Fast running: why pace is relative

Fast running is what most runners aim to do. But few of them will run the kind of events that appeal to me. And they will all have runners that are faster than them.

I’m a tall, heavyset fella. Nothing I can do about that. It’s the way I’m built. So fast running isn’t a thing I’m good at.

In fact, I’m slow compared with most runners. But here’s the thing: when you’re planning on running a double marathon, you tend not to worry about speed.

fast running versus consistency

So, while I’m plodding along, other runners will zip past me.

Some of them will zip past – and run the distances I’m running. And that’s fair enough. Many will zip past and be stopping at 10K or half marathon distance.

That’s fine, every runner has their distance. I admire those speedy runners that float along.

What I’ll be doing is maintaining my plod. Hell, sometimes I’ll even walk. But one thing I’ll be keeping on eye on is: consistency.

When running long distances, a consistent pace (even if it’s slow) is key. Much better than tearing along and then blowing up long before the finish.

It’s true that some runners manage both. Fair play to them I say. I know I can’t. But I can be consistent. And that’s what gets you to the finish line.

Fast running versus running quickly

The speed you run at is both absolute (5 mph for example) and relative to your own normal pace.
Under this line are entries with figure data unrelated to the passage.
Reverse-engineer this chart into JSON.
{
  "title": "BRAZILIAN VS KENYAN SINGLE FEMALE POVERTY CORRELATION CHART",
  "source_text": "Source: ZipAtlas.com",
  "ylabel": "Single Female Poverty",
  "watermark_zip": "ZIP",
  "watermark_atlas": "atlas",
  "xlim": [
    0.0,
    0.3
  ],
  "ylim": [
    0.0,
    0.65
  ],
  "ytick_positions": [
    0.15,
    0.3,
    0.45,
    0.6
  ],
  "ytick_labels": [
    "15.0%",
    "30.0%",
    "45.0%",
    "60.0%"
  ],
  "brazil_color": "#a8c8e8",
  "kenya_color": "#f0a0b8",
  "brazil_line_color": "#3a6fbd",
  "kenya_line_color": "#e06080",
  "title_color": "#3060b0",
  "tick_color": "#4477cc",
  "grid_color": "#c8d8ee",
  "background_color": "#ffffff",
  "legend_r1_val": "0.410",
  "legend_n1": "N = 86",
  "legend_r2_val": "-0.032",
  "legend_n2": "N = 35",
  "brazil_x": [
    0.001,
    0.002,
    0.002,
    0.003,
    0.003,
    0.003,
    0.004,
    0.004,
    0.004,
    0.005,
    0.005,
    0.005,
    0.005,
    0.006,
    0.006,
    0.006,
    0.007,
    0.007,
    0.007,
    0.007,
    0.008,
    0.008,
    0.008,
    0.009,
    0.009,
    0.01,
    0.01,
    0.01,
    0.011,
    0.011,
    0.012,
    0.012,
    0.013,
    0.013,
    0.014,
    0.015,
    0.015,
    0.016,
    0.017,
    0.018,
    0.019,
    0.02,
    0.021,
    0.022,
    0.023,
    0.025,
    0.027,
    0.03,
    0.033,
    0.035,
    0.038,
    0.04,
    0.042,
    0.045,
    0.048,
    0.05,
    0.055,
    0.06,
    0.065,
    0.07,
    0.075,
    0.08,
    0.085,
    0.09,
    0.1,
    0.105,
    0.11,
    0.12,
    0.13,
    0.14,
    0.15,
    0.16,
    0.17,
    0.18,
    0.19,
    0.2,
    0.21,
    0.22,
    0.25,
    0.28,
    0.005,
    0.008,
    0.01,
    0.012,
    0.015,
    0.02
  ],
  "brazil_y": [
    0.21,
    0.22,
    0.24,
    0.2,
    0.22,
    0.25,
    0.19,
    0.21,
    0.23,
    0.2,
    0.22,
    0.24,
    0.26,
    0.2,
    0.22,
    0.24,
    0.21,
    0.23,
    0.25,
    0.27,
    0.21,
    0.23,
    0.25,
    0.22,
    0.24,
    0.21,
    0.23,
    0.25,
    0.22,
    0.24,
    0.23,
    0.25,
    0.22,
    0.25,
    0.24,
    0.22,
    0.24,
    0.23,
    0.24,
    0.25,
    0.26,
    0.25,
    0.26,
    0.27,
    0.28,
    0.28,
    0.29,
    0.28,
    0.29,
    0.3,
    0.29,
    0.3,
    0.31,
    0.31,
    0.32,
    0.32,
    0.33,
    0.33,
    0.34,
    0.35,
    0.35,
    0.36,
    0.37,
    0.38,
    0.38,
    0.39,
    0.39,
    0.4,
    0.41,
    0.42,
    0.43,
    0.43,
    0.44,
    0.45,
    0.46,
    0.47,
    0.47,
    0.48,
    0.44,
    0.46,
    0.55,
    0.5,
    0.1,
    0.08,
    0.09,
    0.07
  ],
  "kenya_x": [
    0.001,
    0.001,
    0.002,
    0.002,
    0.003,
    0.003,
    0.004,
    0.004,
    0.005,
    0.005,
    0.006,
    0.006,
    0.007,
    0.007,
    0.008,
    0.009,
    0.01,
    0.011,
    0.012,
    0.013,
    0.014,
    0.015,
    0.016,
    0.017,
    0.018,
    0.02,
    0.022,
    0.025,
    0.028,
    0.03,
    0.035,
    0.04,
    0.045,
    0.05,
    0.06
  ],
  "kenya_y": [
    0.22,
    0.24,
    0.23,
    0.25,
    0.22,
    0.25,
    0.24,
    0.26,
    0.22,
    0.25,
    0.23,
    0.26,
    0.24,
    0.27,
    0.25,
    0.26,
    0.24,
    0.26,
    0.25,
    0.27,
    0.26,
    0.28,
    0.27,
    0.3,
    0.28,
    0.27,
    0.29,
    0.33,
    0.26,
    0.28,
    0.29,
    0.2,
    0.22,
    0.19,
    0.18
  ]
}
Fast running is not the same as running quickly. In the same way that slow running may not equate to steady running.

So if I run a PB over a certain route, the fact is that I ran the route more quickly than before.

If I run an intervals session, that likely included some fast running – relative to my usual pace.

Elite ultra marathoners will run a long way, quickly. Or, quicker than me. Perhaps faster than most other runners.

The point is: pace is relative. If I run 60+ miles over a 24-hour period, I won’t have run any of it quickly or fast. But I’ll have still covered the miles and in the end, that’s what matters. Or it does to me anyway.

You don’t have to be a speedy runner to be an accomplished runner. When people ask what kind of runner I am, I usually say an endurance runner and leave it at that. So, how far away is the finish line? 50 miles? Fine, see you there – eventually.